Il faut lire ce livre...

Parce que ce roman se lit un peu comme une enquête policière. Le lecteur suit la quête de Diégane qui est celle de découvrir qui est ce fameux T.C. Elimane, auteur d’un roman qui connut son heure de gloire en 1938 et qui sombra dans l’oubli. Avec Diégane, le lecteur traverse les époques historiques: la Première Guerre mondiale qu’aurait faite le père du mystérieux écrivain; la Seconde Guerre mondiale où ont péri des personnages. La décolonisation. La dictature en Argentine…

Parce que l’auteur nous invite à un voyage littéraire. Il rend hommage entre les lignes à un grand écrivain qui a bel et bien existé et qui connut, un peu comme T.C. Elimane, la gloire et le déshonneur après avoir publié un roman extrêmement puissant qui lui vaudra le prix Renaudot en 1968. Le roman s’intitule :«Le devoir de violence», et l’auteur malien un peu oublié aujourd’hui est Yambo Ouologuem. D’autres hommages sont également rendus à Roberto Bolaño, à Jorge Luis Borges, à Ernesto Sábato, à Ahmadou Kourouma ou à Sami Tchak, entre autres.

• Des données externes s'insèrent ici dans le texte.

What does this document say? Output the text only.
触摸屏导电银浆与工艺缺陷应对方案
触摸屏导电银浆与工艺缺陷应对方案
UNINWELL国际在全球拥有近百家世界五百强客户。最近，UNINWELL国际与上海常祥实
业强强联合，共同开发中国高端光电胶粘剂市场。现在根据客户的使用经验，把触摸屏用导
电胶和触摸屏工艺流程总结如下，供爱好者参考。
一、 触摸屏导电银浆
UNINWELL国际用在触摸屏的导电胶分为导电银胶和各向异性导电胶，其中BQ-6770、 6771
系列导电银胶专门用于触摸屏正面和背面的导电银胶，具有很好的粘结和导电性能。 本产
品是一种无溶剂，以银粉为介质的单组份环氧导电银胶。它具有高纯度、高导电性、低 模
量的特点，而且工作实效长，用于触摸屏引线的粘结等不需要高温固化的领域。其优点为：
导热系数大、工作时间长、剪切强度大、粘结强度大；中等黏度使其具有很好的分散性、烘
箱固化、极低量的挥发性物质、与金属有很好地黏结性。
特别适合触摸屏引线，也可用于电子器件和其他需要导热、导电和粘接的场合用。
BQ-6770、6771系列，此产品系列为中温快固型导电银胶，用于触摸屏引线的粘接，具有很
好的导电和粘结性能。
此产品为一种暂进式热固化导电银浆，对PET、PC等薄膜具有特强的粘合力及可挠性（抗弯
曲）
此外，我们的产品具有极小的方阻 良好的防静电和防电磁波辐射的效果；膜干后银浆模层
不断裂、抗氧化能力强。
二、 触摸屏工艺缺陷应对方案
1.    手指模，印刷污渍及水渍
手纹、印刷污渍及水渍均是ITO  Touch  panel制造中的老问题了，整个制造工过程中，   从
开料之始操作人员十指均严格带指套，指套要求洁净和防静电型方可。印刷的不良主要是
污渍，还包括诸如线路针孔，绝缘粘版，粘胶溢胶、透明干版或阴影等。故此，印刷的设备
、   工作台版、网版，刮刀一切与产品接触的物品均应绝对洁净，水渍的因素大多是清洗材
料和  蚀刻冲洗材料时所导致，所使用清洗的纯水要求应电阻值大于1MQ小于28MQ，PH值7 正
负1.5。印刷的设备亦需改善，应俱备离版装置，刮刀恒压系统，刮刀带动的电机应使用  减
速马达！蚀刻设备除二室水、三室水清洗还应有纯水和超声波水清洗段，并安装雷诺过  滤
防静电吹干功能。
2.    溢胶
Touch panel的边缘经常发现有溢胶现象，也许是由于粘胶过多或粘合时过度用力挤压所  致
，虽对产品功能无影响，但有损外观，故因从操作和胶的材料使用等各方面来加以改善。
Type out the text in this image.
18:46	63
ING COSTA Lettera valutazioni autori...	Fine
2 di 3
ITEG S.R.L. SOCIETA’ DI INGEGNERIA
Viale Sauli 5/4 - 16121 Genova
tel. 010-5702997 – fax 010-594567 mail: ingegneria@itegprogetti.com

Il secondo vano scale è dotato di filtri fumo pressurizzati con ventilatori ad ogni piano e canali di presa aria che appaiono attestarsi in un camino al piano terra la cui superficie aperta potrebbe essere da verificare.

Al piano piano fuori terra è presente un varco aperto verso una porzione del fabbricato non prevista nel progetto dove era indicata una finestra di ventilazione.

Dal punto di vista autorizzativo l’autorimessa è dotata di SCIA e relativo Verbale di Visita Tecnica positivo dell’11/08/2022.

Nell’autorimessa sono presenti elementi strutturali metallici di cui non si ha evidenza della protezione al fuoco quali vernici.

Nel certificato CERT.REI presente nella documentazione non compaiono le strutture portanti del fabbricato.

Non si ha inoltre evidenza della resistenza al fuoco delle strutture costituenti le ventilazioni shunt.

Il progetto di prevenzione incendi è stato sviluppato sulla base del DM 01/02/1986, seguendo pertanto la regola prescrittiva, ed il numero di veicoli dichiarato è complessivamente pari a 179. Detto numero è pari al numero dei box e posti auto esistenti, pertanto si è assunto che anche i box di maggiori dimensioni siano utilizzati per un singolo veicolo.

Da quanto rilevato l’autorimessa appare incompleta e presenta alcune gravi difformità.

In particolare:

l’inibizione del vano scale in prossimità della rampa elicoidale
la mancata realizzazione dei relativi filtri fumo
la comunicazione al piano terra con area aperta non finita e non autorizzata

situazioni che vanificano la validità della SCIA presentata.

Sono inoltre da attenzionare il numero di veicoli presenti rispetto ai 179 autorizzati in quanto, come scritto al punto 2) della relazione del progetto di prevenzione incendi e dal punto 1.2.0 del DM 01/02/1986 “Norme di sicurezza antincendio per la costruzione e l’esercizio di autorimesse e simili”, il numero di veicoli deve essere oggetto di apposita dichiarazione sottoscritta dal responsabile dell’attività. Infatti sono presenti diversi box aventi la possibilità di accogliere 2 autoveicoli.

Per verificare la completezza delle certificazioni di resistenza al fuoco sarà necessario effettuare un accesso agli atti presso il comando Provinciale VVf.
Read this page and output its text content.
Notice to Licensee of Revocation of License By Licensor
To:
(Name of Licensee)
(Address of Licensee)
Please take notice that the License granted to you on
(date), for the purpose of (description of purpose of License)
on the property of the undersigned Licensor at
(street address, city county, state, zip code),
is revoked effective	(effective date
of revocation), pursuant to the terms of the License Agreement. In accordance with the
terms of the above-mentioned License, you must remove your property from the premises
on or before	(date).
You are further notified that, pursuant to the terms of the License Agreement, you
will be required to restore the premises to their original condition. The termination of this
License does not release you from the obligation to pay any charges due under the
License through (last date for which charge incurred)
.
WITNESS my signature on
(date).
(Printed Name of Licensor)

Parce que ce roman pose la question du destin de l’écrivain, et du destin du texte. Si Diégane cherche à découvrir ce que fut la vie de T.C. Elimane, il interroge également les sources: témoignages, lettres, journaux, critiques littéraires, photographies, et la question de la vérité historique se pose constamment. De plus, lorsqu’il s’agit d’un roman, se pose également la question de la lecture, de la bonne et juste lecture que souhaiterait l’auteur.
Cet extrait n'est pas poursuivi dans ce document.